We all know of people that are constantly complaining about not being able to save any money. Are you one of those?
” People are always faster in finding an excuse rather than taking action… “
The general rule of thumb is that most of the people in the group above do not have any sort of plan, process or whatsoever when discussing savings. As with most things in life, we have to start with a plan.
Below are the top 3 actions I started doing every single month, to save more money and achieve a savings rate of at least 40% of my income.
Action #1 — Tracking Expenses
One of the first steps of taking control of our financial life is to know exactly how much we spend and on what. That means tracking all our expenses, from our rent/mortgage to the daily morning coffee. I normally categorize those expenses and give them priorities.
Paying the rent or our mortgage is usually one of the top priorities and in most of the cases is not a flexible expense. Therefore, we need to make sure top priority expenses are paid first.
If we are spending every penny we earn, we have to understand where can we cut back. Tracking our expenses will allow us to do exactly that. Starting off from the lowest priority, what are the things that we can reduce or even eliminate?
Let’s take an example…
If we are spending too much on fuel, do we have the chance to take public transportation once in a while? Will that cut 20% of our monthly spending? This is just an example of a compromise.
“ In order to get something more, we need to let go of something else. ”
Action #2 — Set a Budget
Setting a budget will help us to have a ceiling or a hard limit. I think of it as the finish line of a race. The goal is to get there and stop!
If we already started with Action #1, our budget should be easy to compute and be enough to cover our monthly expenses plus any other unexpected expenses such as annual insurance or a car maintenance.
How much extra should I add on top of my expenses?
There is no right or wrong amount here. I started with a generic value of an extra 20% more than my fixed expenses and evaluated how it worked. It could have been 10% or even 5%.
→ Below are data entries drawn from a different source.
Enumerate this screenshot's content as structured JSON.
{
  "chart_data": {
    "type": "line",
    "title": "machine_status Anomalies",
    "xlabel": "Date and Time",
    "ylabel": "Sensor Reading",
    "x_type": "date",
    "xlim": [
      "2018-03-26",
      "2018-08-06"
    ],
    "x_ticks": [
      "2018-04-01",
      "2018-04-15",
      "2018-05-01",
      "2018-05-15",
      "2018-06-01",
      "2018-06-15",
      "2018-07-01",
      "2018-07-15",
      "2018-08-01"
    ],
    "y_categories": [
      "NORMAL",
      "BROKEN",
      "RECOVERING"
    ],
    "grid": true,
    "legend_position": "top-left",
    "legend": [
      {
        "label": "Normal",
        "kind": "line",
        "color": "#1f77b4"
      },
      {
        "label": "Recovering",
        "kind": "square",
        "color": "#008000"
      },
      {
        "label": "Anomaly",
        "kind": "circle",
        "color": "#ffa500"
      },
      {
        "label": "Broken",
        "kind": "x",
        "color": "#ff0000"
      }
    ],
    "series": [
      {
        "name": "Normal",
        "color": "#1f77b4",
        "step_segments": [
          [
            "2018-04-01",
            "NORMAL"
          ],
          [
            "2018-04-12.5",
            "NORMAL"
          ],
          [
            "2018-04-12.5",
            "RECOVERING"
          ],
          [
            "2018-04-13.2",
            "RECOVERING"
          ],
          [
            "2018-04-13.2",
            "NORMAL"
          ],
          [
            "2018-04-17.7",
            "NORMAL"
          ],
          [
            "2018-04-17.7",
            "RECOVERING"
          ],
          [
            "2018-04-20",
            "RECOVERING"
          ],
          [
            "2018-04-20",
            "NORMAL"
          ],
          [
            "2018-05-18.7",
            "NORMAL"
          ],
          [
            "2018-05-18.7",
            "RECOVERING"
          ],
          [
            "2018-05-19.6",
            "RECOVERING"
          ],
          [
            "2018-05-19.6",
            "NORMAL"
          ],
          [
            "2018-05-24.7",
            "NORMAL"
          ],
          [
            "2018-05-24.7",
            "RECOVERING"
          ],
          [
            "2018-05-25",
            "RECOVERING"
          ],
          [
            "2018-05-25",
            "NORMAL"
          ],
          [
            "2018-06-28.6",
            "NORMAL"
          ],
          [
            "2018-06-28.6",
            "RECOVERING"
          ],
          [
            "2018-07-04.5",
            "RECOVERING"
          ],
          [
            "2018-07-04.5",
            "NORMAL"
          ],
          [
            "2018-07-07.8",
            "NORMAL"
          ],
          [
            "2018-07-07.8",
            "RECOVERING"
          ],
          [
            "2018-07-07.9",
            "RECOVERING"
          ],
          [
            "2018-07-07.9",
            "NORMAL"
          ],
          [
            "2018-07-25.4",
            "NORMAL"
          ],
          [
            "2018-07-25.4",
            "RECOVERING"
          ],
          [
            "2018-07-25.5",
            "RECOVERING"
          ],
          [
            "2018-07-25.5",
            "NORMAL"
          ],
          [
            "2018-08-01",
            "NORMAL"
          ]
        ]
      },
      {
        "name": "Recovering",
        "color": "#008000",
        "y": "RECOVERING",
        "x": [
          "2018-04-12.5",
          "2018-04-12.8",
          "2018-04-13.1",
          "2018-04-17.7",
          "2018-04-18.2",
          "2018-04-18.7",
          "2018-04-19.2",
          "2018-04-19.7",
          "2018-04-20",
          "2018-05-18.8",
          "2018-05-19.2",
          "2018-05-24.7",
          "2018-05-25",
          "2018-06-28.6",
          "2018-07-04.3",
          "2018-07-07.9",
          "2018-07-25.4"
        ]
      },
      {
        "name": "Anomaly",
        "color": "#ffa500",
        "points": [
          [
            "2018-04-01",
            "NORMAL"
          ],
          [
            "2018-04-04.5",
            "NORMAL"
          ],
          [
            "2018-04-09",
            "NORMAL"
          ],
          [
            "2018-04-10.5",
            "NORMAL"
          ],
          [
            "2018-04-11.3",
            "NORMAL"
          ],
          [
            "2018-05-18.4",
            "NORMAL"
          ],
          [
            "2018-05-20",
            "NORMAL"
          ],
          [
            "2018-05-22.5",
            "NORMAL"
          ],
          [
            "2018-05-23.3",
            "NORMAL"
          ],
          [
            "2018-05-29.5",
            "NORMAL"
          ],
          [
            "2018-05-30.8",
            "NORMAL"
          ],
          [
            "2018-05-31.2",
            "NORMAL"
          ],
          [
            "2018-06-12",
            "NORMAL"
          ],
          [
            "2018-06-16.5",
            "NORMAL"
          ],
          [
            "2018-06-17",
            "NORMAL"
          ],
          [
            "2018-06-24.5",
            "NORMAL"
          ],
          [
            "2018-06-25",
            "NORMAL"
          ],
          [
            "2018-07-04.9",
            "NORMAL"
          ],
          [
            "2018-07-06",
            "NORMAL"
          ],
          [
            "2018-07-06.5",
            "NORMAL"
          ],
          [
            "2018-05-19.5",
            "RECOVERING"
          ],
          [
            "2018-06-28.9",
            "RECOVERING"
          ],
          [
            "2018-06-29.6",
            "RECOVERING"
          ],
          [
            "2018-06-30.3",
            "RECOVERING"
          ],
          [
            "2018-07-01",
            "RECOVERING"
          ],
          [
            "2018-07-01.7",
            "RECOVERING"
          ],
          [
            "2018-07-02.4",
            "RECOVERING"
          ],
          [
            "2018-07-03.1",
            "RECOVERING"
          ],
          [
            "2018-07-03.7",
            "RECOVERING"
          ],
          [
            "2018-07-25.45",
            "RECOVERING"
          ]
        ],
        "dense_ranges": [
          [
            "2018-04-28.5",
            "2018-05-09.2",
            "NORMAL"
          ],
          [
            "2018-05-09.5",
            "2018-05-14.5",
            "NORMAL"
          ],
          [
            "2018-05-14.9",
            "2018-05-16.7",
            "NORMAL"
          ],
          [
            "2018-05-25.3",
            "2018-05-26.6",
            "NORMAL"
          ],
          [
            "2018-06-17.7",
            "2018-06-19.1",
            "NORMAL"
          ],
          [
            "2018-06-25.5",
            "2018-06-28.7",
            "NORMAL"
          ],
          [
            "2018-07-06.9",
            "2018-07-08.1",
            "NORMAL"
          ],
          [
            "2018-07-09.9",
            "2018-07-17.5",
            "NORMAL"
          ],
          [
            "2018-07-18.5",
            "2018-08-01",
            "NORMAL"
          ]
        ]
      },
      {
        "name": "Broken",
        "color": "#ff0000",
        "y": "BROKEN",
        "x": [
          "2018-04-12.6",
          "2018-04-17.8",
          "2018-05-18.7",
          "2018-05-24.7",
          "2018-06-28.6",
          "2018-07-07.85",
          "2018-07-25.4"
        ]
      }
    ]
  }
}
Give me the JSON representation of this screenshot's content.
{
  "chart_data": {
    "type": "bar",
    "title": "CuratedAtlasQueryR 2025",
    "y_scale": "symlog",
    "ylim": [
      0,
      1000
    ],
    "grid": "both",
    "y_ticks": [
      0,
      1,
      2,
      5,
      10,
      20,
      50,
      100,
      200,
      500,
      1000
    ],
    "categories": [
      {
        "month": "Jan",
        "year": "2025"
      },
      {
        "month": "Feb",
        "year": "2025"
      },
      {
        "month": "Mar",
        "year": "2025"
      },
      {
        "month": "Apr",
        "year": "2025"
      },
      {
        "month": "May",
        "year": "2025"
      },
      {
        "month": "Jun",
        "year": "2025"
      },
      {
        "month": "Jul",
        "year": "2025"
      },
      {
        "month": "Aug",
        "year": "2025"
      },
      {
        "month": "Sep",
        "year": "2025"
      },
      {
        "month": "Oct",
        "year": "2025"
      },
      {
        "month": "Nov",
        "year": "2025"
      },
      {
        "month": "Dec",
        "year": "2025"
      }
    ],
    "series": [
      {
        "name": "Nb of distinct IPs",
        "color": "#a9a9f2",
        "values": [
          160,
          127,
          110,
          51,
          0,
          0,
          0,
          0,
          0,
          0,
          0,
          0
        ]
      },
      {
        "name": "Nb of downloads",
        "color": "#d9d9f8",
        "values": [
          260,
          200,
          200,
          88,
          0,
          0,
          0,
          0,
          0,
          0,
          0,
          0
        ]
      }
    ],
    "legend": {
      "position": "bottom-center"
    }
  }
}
Month after month, we will be able to compute an average and check on what we have spent the extra.
“ First, we start the process then we improve it. “
Action #3 — Set a Goal
Setting a goal is key to visualize where you want to be. When you take the car for a trip, you have a destination in mind. This will allow you to decide on the best route, plan any stops, etc.
The same goes for a savings goal. This goal should be included in your budget!
From my experience, I had better success and motivation by starting with a realistic goal. If I had set to myself a goal of saving 80% of my income, I knew from the start that it would be impossible to reach, with my current income.
Then is much easier to take baby steps…
My first realistic goal was about 10% of my income. This was basically what was generally left in my bank account when I got my first job without any budgeting at all. Then I know it would be easy to reach.
From there, you keep on increasing your goal and improving that budget. Today on average I am able to save more than 40% of my income. Some months more, some months less. That is intrinsic to variable expenses!
I am still able to travel and enjoy life, by including the non-mandatory aspects of my life into my budget. The few months on which I do not go out so often or cannot travel, I am able to save even more.